Cuando la Suprema Corte falló a favor de CTS en junio, dijo esencialmente que la ley parlamentaria de Carolina del Norte, con 10 años de antigüedad, superaba al estatuto de limitaciones de la ley de Superfund. Una ley parlamentaria es mucho más favorable para la empresa, mientras que un estatuto de limitaciones favorece a las personas que, como Ensminger, podrían desear demandar a un posible contaminador, ya que les da mucho más tiempo para descubrir el resultado de su enfermedad (que podía tardar mucho más que una década en manifestarse). Algunos observadores señalan que el fallo de la Suprema Corte podría dificultar las demandas judiciales contra Camp Lejeune.

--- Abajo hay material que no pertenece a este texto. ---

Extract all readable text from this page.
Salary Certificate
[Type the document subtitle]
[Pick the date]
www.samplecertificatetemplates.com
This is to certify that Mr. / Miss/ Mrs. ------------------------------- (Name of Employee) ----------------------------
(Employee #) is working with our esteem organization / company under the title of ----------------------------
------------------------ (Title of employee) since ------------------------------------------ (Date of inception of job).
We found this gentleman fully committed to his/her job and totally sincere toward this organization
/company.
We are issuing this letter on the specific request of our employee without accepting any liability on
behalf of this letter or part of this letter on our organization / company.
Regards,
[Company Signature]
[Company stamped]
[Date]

“No importa”, dijo Ensminger un par de días antes de la decisión de la Suprema Corte. “No me daré por vencido”. En las horas posteriores al fallo, él y sus abogados identificaron rápidamente un hueco en la opinión de la mayoría, el cual estaban ansiosos por aprovechar, mientras que los legisladores de Carolina del Norte se apresuraban para aprobar la legislación que preservaría los reclamos legales de las víctimas de CTS y de Camp Lejeune. (El gobernador de Carolina del Norte, Pat McCrory, firmó el proyecto de ley a finales de junio).
“Uno debe mirar a estas personas tan atentamente como un halcón, amigo”, me dijo Ensminger acerca de los infantes de marina. “Son hábiles”. Las fuerzas armadas se llevaron su hija. Asimismo, acabaron con muchas otras vidas sin disparar un solo tiro.